Milton Nascimento merece e deve ser homenageado sempre. Afinal, ele é um dos grandes nomes da nossa música brasileira. Não apenas por conta de sua voz e de sua música, mas por tudo que representa -- um homem negro fazendo sucesso dessa maneira, levando multidões para estádios dentro e fora do País. Mas, cá entre nós, merecia muito mais reconhecimento e um melhor documentário do que Milton Bituca Nascimento, estreia desta quinta-feira, 20.
Dirigido por Flávia Moraes, o longa-metragem nasce com uma proposta específica: partir "da turnê de despedida do artista Milton Nascimento, um dos maiores cantores e compositores de todos os tempos, para entender a complexidade simples de sua obra e da alma brasileira".

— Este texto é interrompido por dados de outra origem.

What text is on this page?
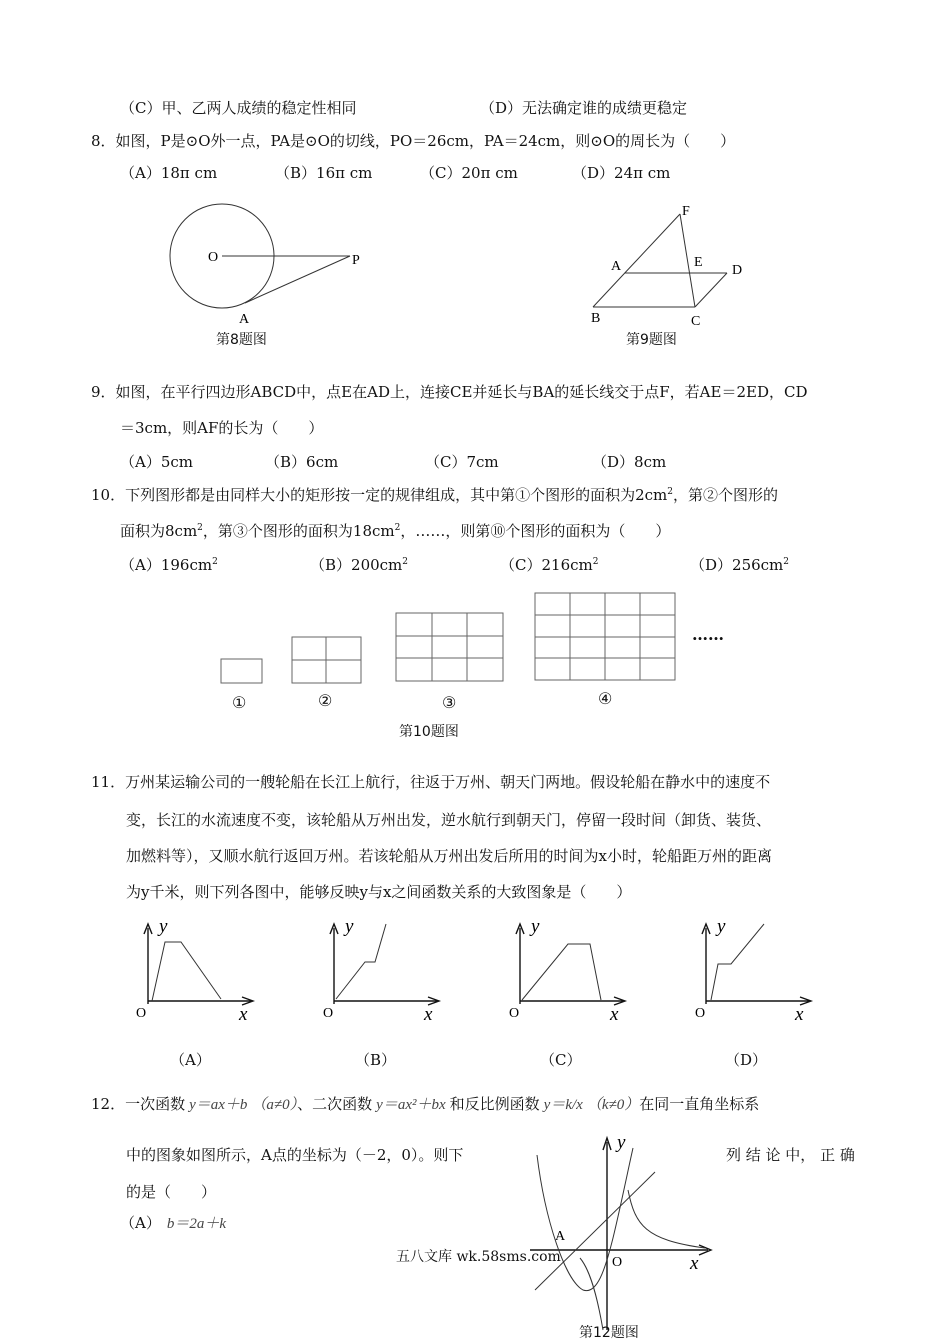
（C）甲、乙两人成绩的稳定性相同	（D）无法确定谁的成绩更稳定
8．如图，P是⊙O外一点，PA是⊙O的切线，PO＝26cm，PA＝24cm，则⊙O的周长为（　　）
（A）18π cm	（B）16π cm	（C）20π cm	（D）24π cm
O	P
A
第8题图
F
A	E
D
B	C
第9题图
9．如图，在平行四边形ABCD中，点E在AD上，连接CE并延长与BA的延长线交于点F，若AE＝2ED，CD
＝3cm，则AF的长为（　　）
（A）5cm	（B）6cm	（C）7cm	（D）8cm
10．下列图形都是由同样大小的矩形按一定的规律组成，其中第①个图形的面积为$2cm^2$，第②个图形的
面积为$8cm^2$，第③个图形的面积为$18cm^2$，……，则第⑩个图形的面积为（　　）
$(A)196cm^2$	$(B)200cm^2$	$(C)216cm^2$	$(D)256cm^2$
①	②	③	④
……
第10题图
11．万州某运输公司的一艘轮船在长江上航行，往返于万州、朝天门两地。假设轮船在静水中的速度不
变，长江的水流速度不变，该轮船从万州出发，逆水航行到朝天门，停留一段时间（卸货、装货、
加燃料等），又顺水航行返回万州。若该轮船从万州出发后所用的时间为x小时，轮船距万州的距离
为y千米，则下列各图中，能够反映y与x之间函数关系的大致图象是（　　）
y
O	x
y
O	x
y
O	x
y
O	x
（A）	（B）	（C）	（D）
12．一次函数 y＝ax＋b （a≠0）、二次函数 y＝ax²＋bx 和反比例函数 y＝k/x （k≠0）在同一直角坐标系
中的图象如图所示，A点的坐标为（－2，0）。则下	列 结 论 中， 正 确
的是（　　）
（A） b＝2a＋k
y
A
O	x
五八文库 wk.58sms.com
第12题图
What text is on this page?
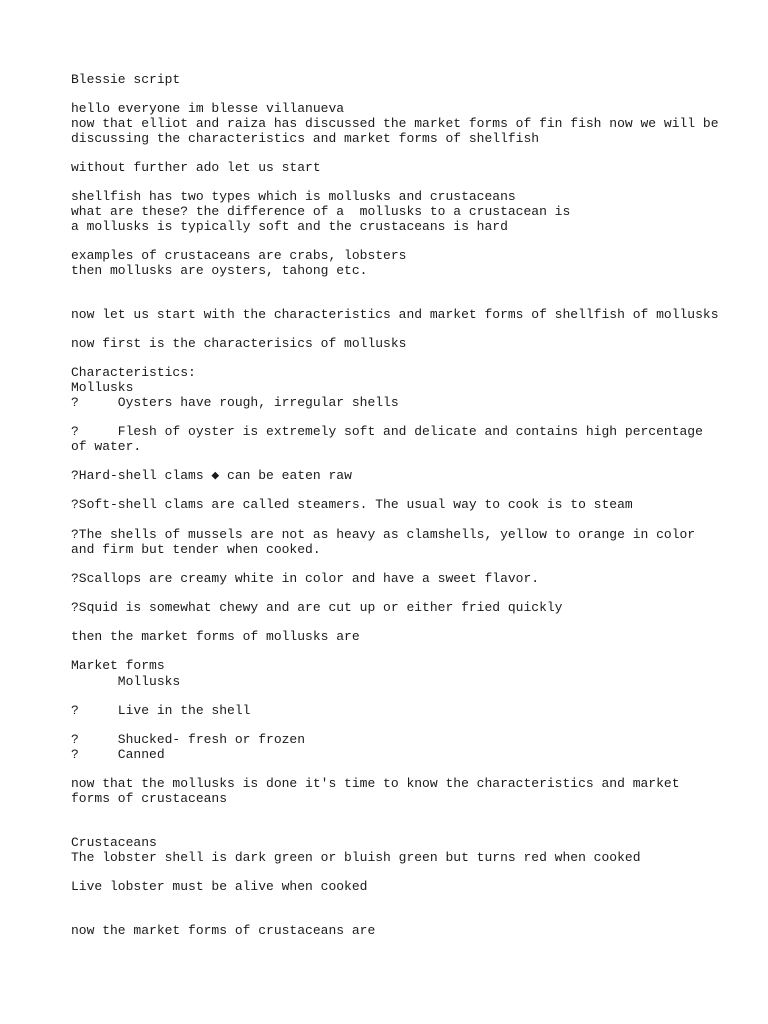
Blessie script
hello everyone im blesse villanueva
now that elliot and raiza has discussed the market forms of fin fish now we will be
discussing the characteristics and market forms of shellfish
without further ado let us start
shellfish has two types which is mollusks and crustaceans
what are these? the difference of a  mollusks to a crustacean is
a mollusks is typically soft and the crustaceans is hard
examples of crustaceans are crabs, lobsters
then mollusks are oysters, tahong etc.
now let us start with the characteristics and market forms of shellfish of mollusks
now first is the characterisics of mollusks
Characteristics:
Mollusks
?     Oysters have rough, irregular shells
?     Flesh of oyster is extremely soft and delicate and contains high percentage
of water.
?Hard-shell clams ◆ can be eaten raw
?Soft-shell clams are called steamers. The usual way to cook is to steam
?The shells of mussels are not as heavy as clamshells, yellow to orange in color
and firm but tender when cooked.
?Scallops are creamy white in color and have a sweet flavor.
?Squid is somewhat chewy and are cut up or either fried quickly
then the market forms of mollusks are
Market forms
Mollusks
?     Live in the shell
?     Shucked- fresh or frozen
?     Canned
now that the mollusks is done it's time to know the characteristics and market
forms of crustaceans
Crustaceans
The lobster shell is dark green or bluish green but turns red when cooked
Live lobster must be alive when cooked
now the market forms of crustaceans are
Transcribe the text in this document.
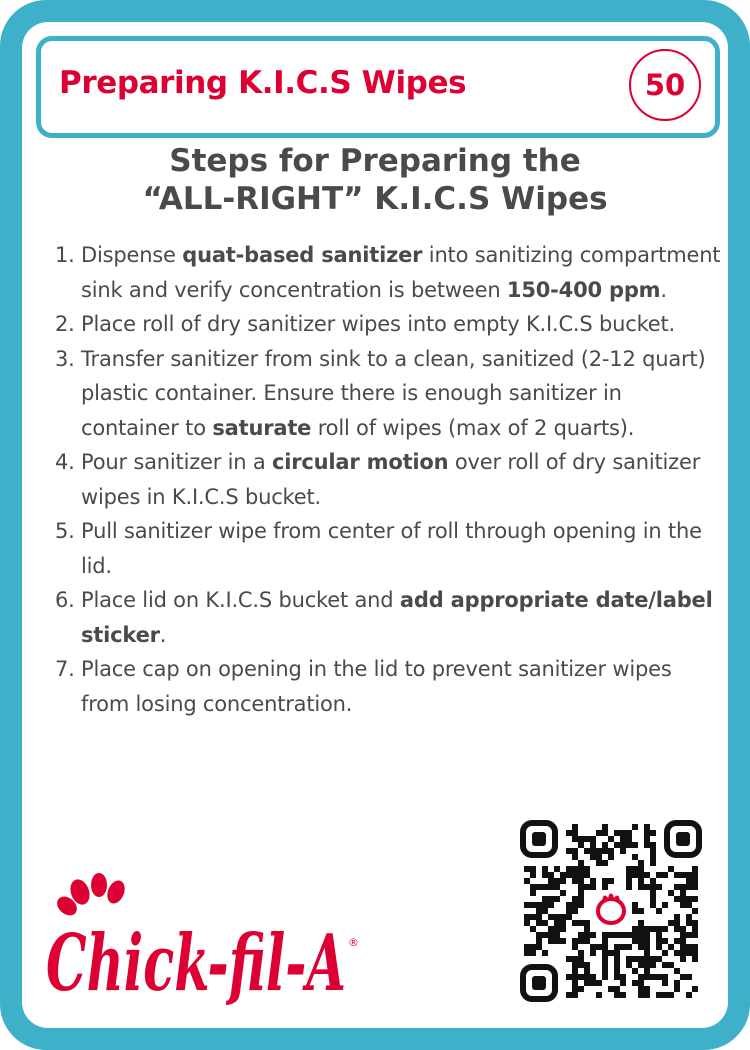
Preparing K.I.C.S Wipes	50
Steps for Preparing the
“ALL-RIGHT” K.I.C.S Wipes
1. Dispense quat-based sanitizer into sanitizing compartment sink and verify concentration is between 150-400 ppm.
2. Place roll of dry sanitizer wipes into empty K.I.C.S bucket.
3. Transfer sanitizer from sink to a clean, sanitized (2-12 quart) plastic container. Ensure there is enough sanitizer in container to saturate roll of wipes (max of 2 quarts).
4. Pour sanitizer in a circular motion over roll of dry sanitizer wipes in K.I.C.S bucket.
5. Pull sanitizer wipe from center of roll through opening in the lid.
6. Place lid on K.I.C.S bucket and add appropriate date/label sticker.
7. Place cap on opening in the lid to prevent sanitizer wipes from losing concentration.
Chick-fil-A ®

É isso que diz a sinopse, o material de divulgação e até mesmo o começo do filme. No entanto, Milton Bituca Nascimento frustra repetidamente o espectador com escolhas narrativas e de edição que não contemplam essa difícil missão em mostrar quem é Bituca. Pior: ao falar dessa ideia de acompanhá-lo nos bastidores da turnê de despedida, o espectador naturalmente espera ver mais da conexão de Milton com o público e, claro, um pouco de sua preparação.
Nada disso. A primeira hora de filme é quase que inteiramente tomada por entrevistas de estrangeiros falando sobre Milton. Um ou outro vá lá, como Spike Lee, mas uma dezena? Por quase uma hora? Isso parece refletir uma necessidade frequente do brasileiro em sempre buscar aprovação lá fora, com estrangeiros, como se o sucesso no Brasil fosse limitador, pouco, banal. Passa primeiro por uma aprovação estrangeira para depois ir para o Brasil.
Pior de tudo é que, quando vai para o Brasil, o filme apenas "passa por cima" da temporada de despedida de Milton dos palcos. Usam imagens de terceiros para mostrar os shows e não há quase nada de bastidores. O documentário recai novamente naquela coisa de pessoas falando sobre Milton. Isso é inacreditável: a produção do documentário tinha acesso ao Bituca, mas terceirizam muitas falas para outras pessoas. Como entender uma decisão como essa, afinal?
Milton Bituca Nascimento é um filme sem foco, sem ideias e, pior, sem profundidade. Assuntos mais polêmicos ou complicados, como a doença de Milton, racismo e sexualidade, passam batido. Histórias de músicas não são contadas. Parceiros são entrevistados apenas para que falem como Milton é genial, genial, genial -- e realmente é, mas pessoas como Caetano ou Lô Borges com certeza podem falar mais do que isso. Erro, novamente, de escolhas de direção.
O filme termina numa nota amarga, como se fosse uma oportunidade perdida. Sem foco, atira para todos os lados e não acerta em nenhum alvo. Entrevistas com Milton são desperdiçadas, a oportunidade de falar sobre os bastidores da turnê de despedida é focada apenas no estrangeiro, amigos falam obviedades. Não dá para entender, de verdade. A torcida é para que um outro documentário surja, no futuro, e dê conta da grandiosidade que é Milton Nascimento.